So I have gotten a little bit more experience with the Borahgami since doing my initial review. I used it for an overnighter on the AT section hike that I did over Thanksgiving with Chad from Stick’s blog and some really cool guys to whom I was introduced. I also carried the Borahgami as my primary shelter during my hitchhiking trip from Chattanooga to Nashville.
The Borahgami is a 13 oz silnylon tent with a similar configuration as a flat tarp except that it has the addition of two wings. Many users of flat tarps for tarp tenting opt to use a bivy as well to add to their warmth as well as protect from rain splatter. My interest in the Borahgami stems from both my wallet (as the shelter only costs $129.99 new!) and that I tend to hike with a partner, thus the desire for a sub-pound tent with enough room for two. In the best of conditions, this shelter can be setup as a lean-to in order to block wind; in the worst of conditions I opt for an A-frame setup, pinned close to the ground, with the wings closed.
When I carried the shelter with me on the AT, the temperature was in the mid to high twenties thus I used it in conjunction with a North Face Blue Kazoo and a Therm-a-Rest Prolite 3.
With one person, wings closed in temperatures in the 20s, I experiences a moderate amount of condensation on the inside of the tent. not too much to leave any wetness on me or my gear. With a few shakes before stuffing it away I had no issue.
During the first night of my hitchhiking trip, I tested the limits of the shelter. Temperature in the mid 20s, A-frame setup with wings closed, set all the way to the ground, in the rain, on green grass, under a clear sky with no tree coverage, and a loose setup. With two people breathing in there and no ventilation, not to my surprise, there was a lot of condensation. Since I did not give it a tight pull, there was slack in the side wall which allowed water to drip directly onto my bag. Praise here goes to M50 outer shell material for protecting my insulation. The rain came down pretty hard that night (as it woke Noah and myself up from our sleep) but we were kept plenty dry. When setup in storm mode, the wings did precisely as they were intended. Unfortunately, in the morning my partner, Noah, tripped over the tent when he went out for a morning urination.
His kick tore off one of the tabs that held the trekking pole in place!
Luckily, I was able to have my friend’s wife sew it back on once we reached Murfreesboro.
The simple design of the shelter allows for homeade repairs and adjustments which I have to give as a pro towards Borah Gear. The only thing that could have been done by Borah Gear to prevent such an event would be to add even more stitching to the tab, but this incident was undoubtedly caused by misuse. There were a couple other times that we stepped on/tripped over the guyline and the shelter held fine.
After having the tab fixed, we setup again on top of dead leaves, under trees, with temperatures in the 30s. This time we opened up the wings to allow for ventilation. When I woke up in the morning there was absolute no condensation on the inside of the shelter.
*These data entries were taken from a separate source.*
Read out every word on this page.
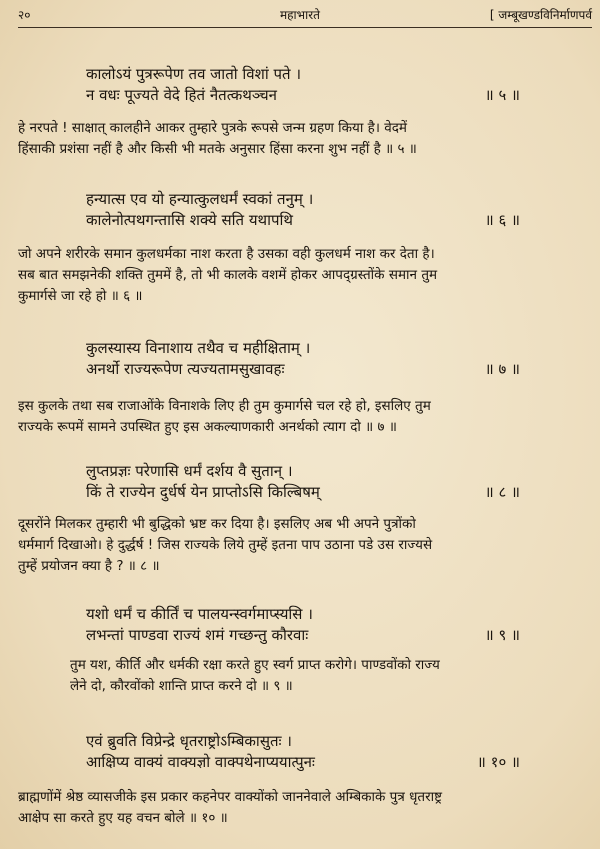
२०	महाभारते	[ जम्बूखण्डविनिर्माणपर्व
कालोऽयं पुत्ररूपेण तव जातो विशां पते ।
न वधः पूज्यते वेदे हितं नैतत्कथञ्चन	॥ ५ ॥
हे नरपते ! साक्षात् कालहीने आकर तुम्हारे पुत्रके रूपसे जन्म ग्रहण किया है। वेदमें
हिंसाकी प्रशंसा नहीं है और किसी भी मतके अनुसार हिंसा करना शुभ नहीं है ॥ ५ ॥
हन्यात्स एव यो हन्यात्कुलधर्मं स्वकां तनुम् ।
कालेनोत्पथगन्तासि शक्ये सति यथापथि	॥ ६ ॥
जो अपने शरीरके समान कुलधर्मका नाश करता है उसका वही कुलधर्म नाश कर देता है।
सब बात समझनेकी शक्ति तुममें है, तो भी कालके वशमें होकर आपद्ग्रस्तोंके समान तुम
कुमार्गसे जा रहे हो ॥ ६ ॥
कुलस्यास्य विनाशाय तथैव च महीक्षिताम् ।
अनर्थो राज्यरूपेण त्यज्यतामसुखावहः	॥ ७ ॥
इस कुलके तथा सब राजाओंके विनाशके लिए ही तुम कुमार्गसे चल रहे हो, इसलिए तुम
राज्यके रूपमें सामने उपस्थित हुए इस अकल्याणकारी अनर्थको त्याग दो ॥ ७ ॥
लुप्तप्रज्ञः परेणासि धर्मं दर्शय वै सुतान् ।
किं ते राज्येन दुर्धर्ष येन प्राप्तोऽसि किल्बिषम्	॥ ८ ॥
दूसरोंने मिलकर तुम्हारी भी बुद्धिको भ्रष्ट कर दिया है। इसलिए अब भी अपने पुत्रोंको
धर्ममार्ग दिखाओ। हे दुर्द्धर्ष ! जिस राज्यके लिये तुम्हें इतना पाप उठाना पडे उस राज्यसे
तुम्हें प्रयोजन क्या है ? ॥ ८ ॥
यशो धर्मं च कीर्तिं च पालयन्स्वर्गमाप्स्यसि ।
लभन्तां पाण्डवा राज्यं शमं गच्छन्तु कौरवाः	॥ ९ ॥
तुम यश, कीर्ति और धर्मकी रक्षा करते हुए स्वर्ग प्राप्त करोगे। पाण्डवोंको राज्य
लेने दो, कौरवोंको शान्ति प्राप्त करने दो ॥ ९ ॥
एवं ब्रुवति विप्रेन्द्रे धृतराष्ट्रोऽम्बिकासुतः ।
आक्षिप्य वाक्यं वाक्यज्ञो वाक्पथेनाप्ययात्पुनः	॥ १० ॥
ब्राह्मणोंमें श्रेष्ठ व्यासजीके इस प्रकार कहनेपर वाक्योंको जाननेवाले अम्बिकाके पुत्र धृतराष्ट्र
आक्षेप सा करते हुए यह वचन बोले ॥ १० ॥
Unfortunately, Tennessee has a lot of clay and rock underneath the surface of the ground. After having already unpacked and setup most of the shelter, I found that there was a VERY large rock underneath where I needed a stake to be placed. Another pro towards the Borahgami, I was able to improvise.
I tied out the tab to a nearby tree, pulled the cord tight, set a rock on top of it to get the right angle I needed, and boom we were good to go.
I am 6 ft tall and there was enough room for me to have a few inches on my head end and place my pack at my feet.
For an overview of what I have experienced thus far:
- Versatile (many options for setup)
- Very light 2 person shelter
- The design allowed for simple repairs
- Held up in heavy wind and rain
- Not a loud tarp in the wind
- The wings allow for a perceived privacy and peace of mind (for me)
- If I were 6 in taller I would feel cramped
- With wings closed, condensation builds up
A shelter is most readily needed in the worst of conditions. As a two person shelter or roomy one person shelter that won’t break the bank, the Borahgami is a great option. I do not plan on getting a new tent any time soon! I will carry this as my primary shelter throughout 2014. For me, this shelter replaces the need of having a bivy (if condensation can be controlled). I think that I could go lighter and more versatile if I got a solo size flat tarp and bivy sack, but like I said before I prefer the simplicity, money savings, and room for a guest.
Disclaimer: I received this shelter for free from Borah Gear for review but this has not affected my review. I intend of carrying the Borahgami as my primary shelter and would have paid full price for it if Borah had not allowed me to keep it in return for a review.